Neither was injured but both were forced out of the race in what turned out to be an eight-lap caution.
ARCA EASYCARE 100: Lyndon Amick, whose car carried a tribute to Adam Petty, held off a challenge from Kerry Earnhardt on the final lap Saturday to win the ARCA/Bondo Mar-Hyde EasyCare Vehicle Service Contracts 100.
Amick took the lead on lap 47 and survived a one lap shootout after Brian Ross brought out the third caution of the race by spinning out on lap 60.
The field went green on the 67th and final lap and Amick survived a hard charge from Earnhardt to hang on for the win. Pole-sitter Tim Steele finished third and Justin Labonte, son of Winston Cup star Terry Labonte, finished fourth in his first-ever ARCA race.
Amick placed a commemorative decal on the hood of his car featuring Petty's name and the No. 45 logo against a ``Petty Blue'' background. Next to it is a checkered flag flying at half-staff. Petty was killed May 12 in a practice crash at New Hampshire International Speedway.
Amick had decided it was appropriate to use the decal during the race because Petty's first ARCA start came at the Charlotte track in September of 1998. Petty won that race and became the youngest winner in the history of the ARCA Series.
``To win here, the race Adam won, when I was racing for him is just great,'' said Amick, who also was wearing a No. 45 hat ``Our hearts are with him and I felt him here with us tonight.''
RUDD'S REQUIREMENT: Ricky Rudd had been one of only three drivers to race in all 15 of the previous all-star events, but failed to make it 16 straight Saturday when he didn't qualify for The Winston.
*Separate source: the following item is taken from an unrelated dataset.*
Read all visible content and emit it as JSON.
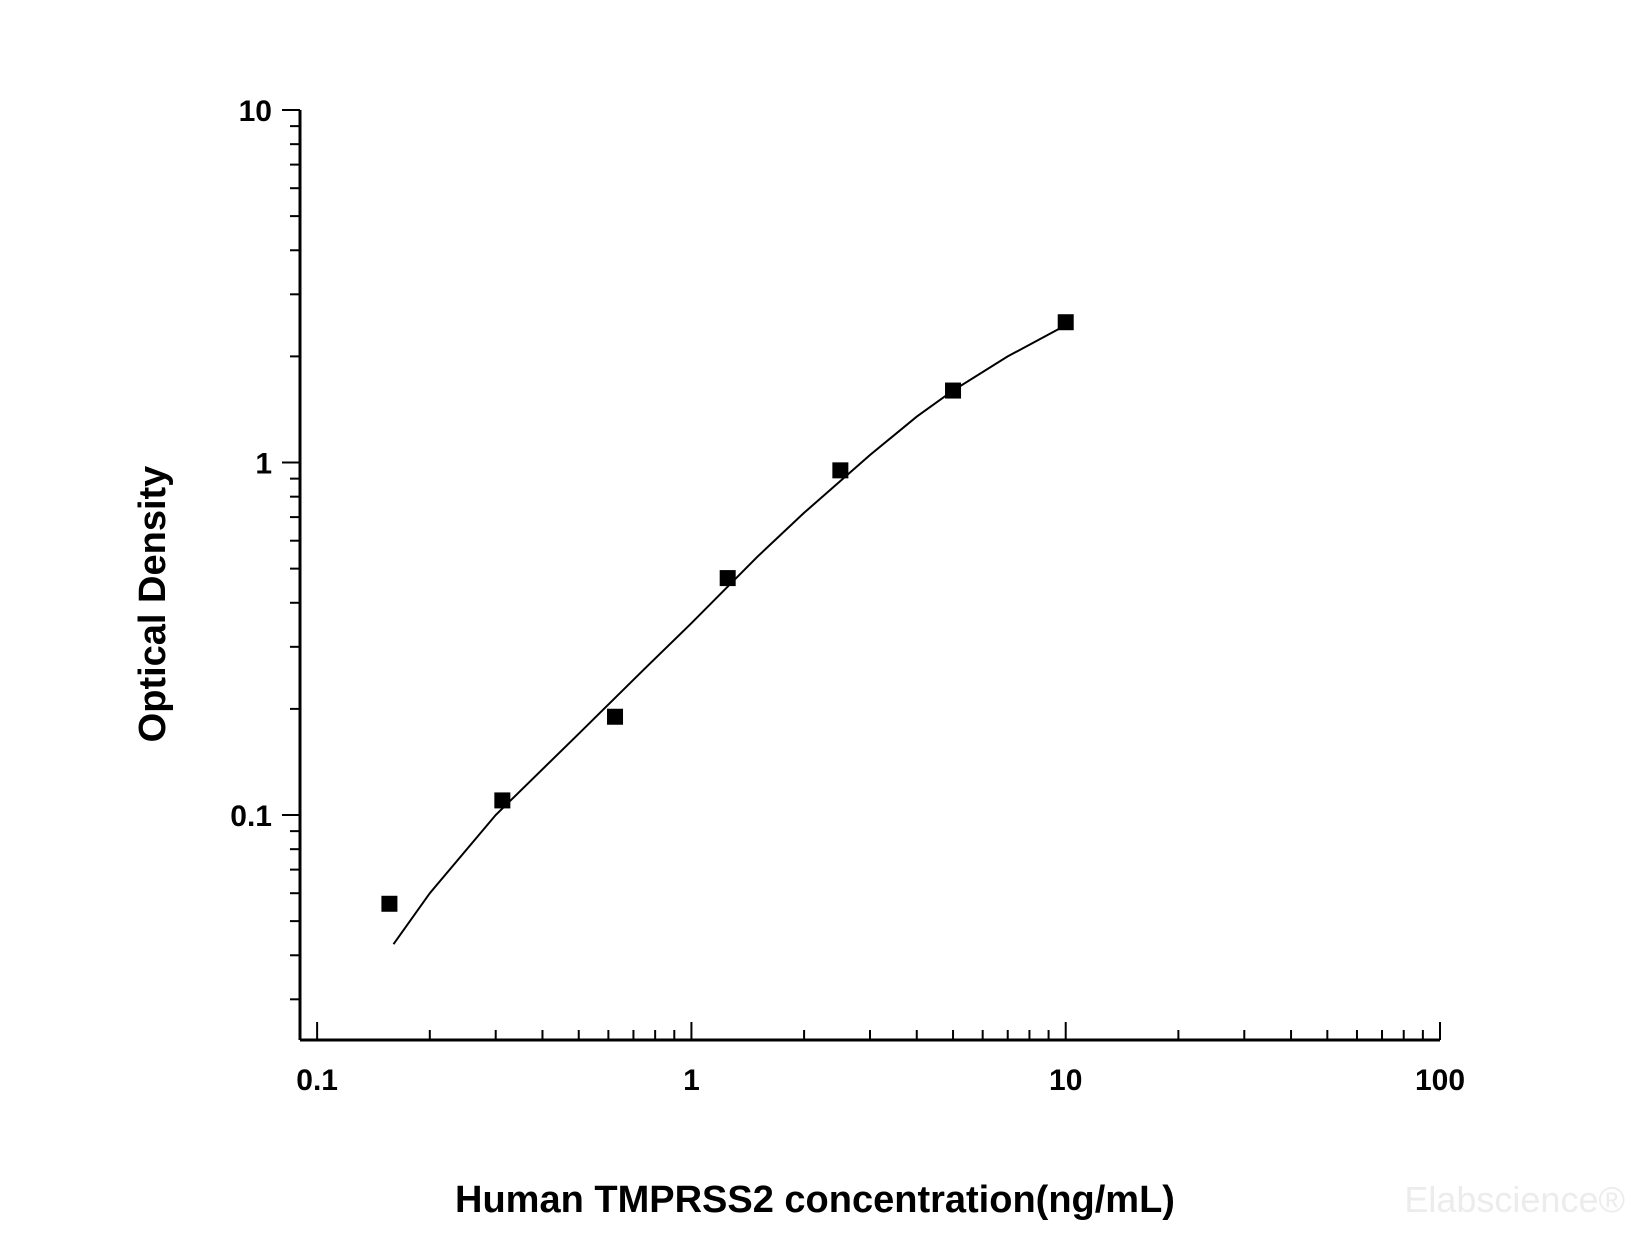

Only Rudd, Darrell Waltrip and Dale Earnhardt had raced in all of them. But since Rudd failed to win a Winston Cup race as an owner-driver last season for the first time since 1983, he lost his spot in The Winston for the first time since its inception in 1985.
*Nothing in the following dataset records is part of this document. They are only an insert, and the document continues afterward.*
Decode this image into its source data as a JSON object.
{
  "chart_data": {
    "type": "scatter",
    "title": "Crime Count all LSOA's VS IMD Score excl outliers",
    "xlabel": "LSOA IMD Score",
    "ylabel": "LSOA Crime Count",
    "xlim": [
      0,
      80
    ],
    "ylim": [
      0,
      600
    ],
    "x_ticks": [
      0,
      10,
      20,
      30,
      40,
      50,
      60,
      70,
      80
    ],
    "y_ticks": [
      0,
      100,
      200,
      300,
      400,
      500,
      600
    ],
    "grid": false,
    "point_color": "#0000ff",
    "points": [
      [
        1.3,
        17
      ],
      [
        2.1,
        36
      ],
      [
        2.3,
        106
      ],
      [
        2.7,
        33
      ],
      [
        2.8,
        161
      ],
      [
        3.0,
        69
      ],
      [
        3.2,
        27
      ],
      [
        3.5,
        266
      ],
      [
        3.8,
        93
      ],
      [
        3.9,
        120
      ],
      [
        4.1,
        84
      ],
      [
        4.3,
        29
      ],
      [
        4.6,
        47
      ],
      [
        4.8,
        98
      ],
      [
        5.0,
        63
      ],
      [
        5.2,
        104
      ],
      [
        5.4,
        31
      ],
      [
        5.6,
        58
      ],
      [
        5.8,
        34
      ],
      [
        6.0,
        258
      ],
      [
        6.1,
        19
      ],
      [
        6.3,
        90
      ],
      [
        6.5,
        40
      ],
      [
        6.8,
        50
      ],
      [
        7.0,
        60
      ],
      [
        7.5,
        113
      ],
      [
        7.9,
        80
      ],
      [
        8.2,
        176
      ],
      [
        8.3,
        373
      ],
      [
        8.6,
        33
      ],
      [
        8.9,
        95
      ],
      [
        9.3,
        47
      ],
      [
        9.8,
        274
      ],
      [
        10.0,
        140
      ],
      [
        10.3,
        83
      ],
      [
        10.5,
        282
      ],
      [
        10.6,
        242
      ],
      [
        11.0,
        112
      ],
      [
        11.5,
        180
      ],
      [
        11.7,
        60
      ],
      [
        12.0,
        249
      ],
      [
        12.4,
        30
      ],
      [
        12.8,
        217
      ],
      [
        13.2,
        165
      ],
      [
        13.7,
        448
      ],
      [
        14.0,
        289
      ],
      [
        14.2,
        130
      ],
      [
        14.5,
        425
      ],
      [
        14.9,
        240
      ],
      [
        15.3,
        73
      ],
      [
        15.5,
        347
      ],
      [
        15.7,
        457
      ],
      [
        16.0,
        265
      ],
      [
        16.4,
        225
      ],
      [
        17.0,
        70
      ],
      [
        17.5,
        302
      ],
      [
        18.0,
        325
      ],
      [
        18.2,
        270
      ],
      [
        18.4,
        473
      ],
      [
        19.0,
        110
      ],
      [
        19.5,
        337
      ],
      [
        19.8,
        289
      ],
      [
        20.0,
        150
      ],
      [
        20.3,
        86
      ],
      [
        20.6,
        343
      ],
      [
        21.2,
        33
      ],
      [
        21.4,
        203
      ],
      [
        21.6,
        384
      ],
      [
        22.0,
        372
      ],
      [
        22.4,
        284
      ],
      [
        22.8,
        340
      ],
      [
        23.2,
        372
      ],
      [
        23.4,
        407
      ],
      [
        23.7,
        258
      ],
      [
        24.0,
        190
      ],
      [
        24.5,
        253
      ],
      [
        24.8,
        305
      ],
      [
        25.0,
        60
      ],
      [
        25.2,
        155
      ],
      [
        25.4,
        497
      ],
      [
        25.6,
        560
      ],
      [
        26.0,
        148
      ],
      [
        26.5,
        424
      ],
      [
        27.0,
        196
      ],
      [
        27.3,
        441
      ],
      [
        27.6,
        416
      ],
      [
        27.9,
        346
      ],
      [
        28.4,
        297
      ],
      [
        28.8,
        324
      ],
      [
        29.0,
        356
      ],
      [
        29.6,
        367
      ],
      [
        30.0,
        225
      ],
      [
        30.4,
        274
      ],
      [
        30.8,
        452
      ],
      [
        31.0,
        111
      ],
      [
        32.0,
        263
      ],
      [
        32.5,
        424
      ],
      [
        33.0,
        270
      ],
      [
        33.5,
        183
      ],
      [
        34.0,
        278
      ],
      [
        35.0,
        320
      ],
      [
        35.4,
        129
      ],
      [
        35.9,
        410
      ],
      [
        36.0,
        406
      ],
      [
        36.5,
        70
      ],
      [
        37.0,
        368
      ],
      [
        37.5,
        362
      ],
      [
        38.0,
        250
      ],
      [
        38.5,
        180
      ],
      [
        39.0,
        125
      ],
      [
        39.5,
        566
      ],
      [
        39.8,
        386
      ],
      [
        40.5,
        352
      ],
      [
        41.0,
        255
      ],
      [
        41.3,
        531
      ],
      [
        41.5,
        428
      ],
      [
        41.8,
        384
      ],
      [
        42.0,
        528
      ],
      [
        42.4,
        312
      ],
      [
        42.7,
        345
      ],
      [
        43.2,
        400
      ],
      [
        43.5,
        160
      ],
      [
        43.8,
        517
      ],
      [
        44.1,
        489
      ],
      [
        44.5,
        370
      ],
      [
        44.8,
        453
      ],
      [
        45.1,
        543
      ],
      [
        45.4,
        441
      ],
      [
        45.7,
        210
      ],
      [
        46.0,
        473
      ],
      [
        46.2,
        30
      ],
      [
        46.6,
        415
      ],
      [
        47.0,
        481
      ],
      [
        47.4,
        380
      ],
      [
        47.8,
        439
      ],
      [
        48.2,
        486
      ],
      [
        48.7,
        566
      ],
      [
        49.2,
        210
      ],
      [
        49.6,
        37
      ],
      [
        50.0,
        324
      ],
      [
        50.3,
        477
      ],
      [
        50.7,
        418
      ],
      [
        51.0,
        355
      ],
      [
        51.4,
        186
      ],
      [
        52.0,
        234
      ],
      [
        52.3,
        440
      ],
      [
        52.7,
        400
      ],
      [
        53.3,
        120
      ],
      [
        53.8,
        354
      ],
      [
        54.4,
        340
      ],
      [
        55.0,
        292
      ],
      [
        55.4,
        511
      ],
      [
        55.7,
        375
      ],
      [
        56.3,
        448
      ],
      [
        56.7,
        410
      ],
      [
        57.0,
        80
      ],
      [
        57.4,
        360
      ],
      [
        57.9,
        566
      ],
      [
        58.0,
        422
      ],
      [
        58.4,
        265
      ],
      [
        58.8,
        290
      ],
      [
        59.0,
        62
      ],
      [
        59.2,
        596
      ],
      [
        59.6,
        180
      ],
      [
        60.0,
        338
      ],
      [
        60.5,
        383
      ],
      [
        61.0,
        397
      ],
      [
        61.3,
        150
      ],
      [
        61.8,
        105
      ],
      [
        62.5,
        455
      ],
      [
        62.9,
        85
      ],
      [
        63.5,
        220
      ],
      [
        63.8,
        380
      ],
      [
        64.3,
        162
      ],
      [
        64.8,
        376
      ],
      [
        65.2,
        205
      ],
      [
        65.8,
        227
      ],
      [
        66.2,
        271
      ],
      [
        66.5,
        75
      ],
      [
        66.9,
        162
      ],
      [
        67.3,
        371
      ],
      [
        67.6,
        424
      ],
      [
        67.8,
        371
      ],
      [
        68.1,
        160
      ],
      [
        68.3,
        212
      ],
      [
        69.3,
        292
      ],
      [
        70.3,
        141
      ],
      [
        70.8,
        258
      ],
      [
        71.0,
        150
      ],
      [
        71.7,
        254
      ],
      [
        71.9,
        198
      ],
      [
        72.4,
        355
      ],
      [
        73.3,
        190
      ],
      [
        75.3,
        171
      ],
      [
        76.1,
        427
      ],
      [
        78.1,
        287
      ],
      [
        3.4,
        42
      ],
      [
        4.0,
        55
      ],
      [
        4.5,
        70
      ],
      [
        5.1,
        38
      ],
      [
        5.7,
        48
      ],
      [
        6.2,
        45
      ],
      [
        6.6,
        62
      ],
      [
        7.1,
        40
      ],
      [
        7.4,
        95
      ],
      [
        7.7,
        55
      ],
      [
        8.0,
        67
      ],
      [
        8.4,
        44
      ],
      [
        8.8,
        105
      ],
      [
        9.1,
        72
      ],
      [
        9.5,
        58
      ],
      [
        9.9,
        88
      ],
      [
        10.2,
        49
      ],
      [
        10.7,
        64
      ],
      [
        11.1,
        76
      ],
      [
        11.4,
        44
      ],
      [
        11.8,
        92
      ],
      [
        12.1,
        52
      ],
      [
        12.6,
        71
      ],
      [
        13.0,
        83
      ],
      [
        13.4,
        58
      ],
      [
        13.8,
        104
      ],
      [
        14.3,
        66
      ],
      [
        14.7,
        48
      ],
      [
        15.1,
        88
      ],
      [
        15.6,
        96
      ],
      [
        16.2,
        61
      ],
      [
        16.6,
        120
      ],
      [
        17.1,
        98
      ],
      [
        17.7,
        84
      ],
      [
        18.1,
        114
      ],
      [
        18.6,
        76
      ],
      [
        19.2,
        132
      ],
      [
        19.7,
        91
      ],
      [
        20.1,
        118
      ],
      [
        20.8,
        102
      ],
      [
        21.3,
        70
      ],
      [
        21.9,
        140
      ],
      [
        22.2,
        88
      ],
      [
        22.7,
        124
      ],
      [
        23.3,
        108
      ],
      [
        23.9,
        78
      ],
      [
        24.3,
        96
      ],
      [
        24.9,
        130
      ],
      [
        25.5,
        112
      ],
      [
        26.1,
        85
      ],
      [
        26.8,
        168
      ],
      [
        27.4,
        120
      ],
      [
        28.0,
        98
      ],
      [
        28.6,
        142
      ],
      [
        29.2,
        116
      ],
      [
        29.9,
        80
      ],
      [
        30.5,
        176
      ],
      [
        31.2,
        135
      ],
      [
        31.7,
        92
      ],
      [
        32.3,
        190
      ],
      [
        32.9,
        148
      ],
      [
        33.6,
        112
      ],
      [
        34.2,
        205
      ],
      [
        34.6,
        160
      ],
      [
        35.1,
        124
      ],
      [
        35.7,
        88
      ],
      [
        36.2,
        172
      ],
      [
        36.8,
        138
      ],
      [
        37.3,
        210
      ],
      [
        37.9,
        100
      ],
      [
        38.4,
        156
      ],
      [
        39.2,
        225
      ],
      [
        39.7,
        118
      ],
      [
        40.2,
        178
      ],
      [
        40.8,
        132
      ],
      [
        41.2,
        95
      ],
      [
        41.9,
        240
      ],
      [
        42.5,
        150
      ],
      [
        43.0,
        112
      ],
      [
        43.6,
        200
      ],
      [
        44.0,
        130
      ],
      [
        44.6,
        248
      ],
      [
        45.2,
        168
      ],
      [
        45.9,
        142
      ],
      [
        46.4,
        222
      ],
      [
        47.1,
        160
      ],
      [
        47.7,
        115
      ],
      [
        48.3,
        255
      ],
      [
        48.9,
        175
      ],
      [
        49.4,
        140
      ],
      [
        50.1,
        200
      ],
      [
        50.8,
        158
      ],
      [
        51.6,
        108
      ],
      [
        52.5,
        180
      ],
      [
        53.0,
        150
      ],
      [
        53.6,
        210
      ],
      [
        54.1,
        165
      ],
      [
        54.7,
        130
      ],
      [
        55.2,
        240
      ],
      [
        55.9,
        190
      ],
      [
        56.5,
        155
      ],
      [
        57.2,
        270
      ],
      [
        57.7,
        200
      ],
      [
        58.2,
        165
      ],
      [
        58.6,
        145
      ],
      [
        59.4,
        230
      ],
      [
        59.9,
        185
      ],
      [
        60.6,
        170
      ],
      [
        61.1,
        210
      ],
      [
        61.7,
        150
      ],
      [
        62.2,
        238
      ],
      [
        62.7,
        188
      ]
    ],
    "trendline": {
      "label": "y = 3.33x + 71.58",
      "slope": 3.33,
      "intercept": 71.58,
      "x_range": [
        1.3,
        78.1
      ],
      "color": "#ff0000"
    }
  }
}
Rudd failed to make the field when he finished fourth in the Winston Open and eighth in the No Bull Sprint.
ADAM PETTY'S CAR: Petty Enterprises' Grand National team, which fielded the No. 45 car Adam Petty drove, will not compete in next week's Carquest 300 at Lowe's Motor Speedway.
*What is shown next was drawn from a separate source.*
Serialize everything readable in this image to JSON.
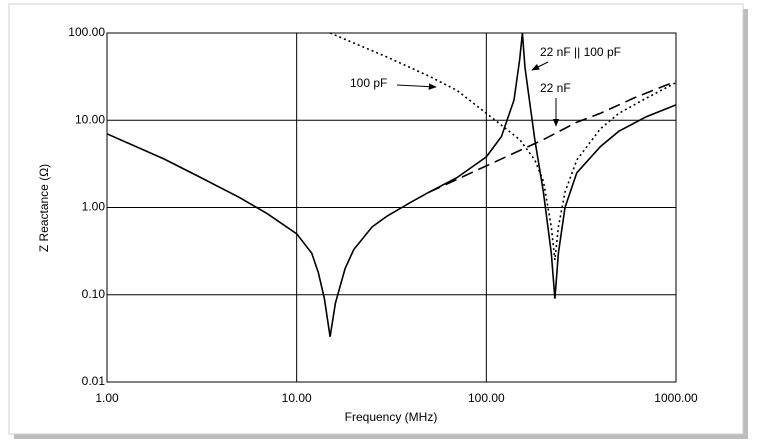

NASCAR officials have confirmed that the Petty car is not entered in next week's race.
Petty Enterprises has not made any decisions about when Adam's father, Kyle, will return to Winston Cup racing and whether or not anybody will drive the Grand National car again this season. The elder Petty is not driving either this week of next.
He will be replaced in the Coca-Cola 600 by Steve Grissom, who drives for Petty Enterprises on the NASCAR truck circuit.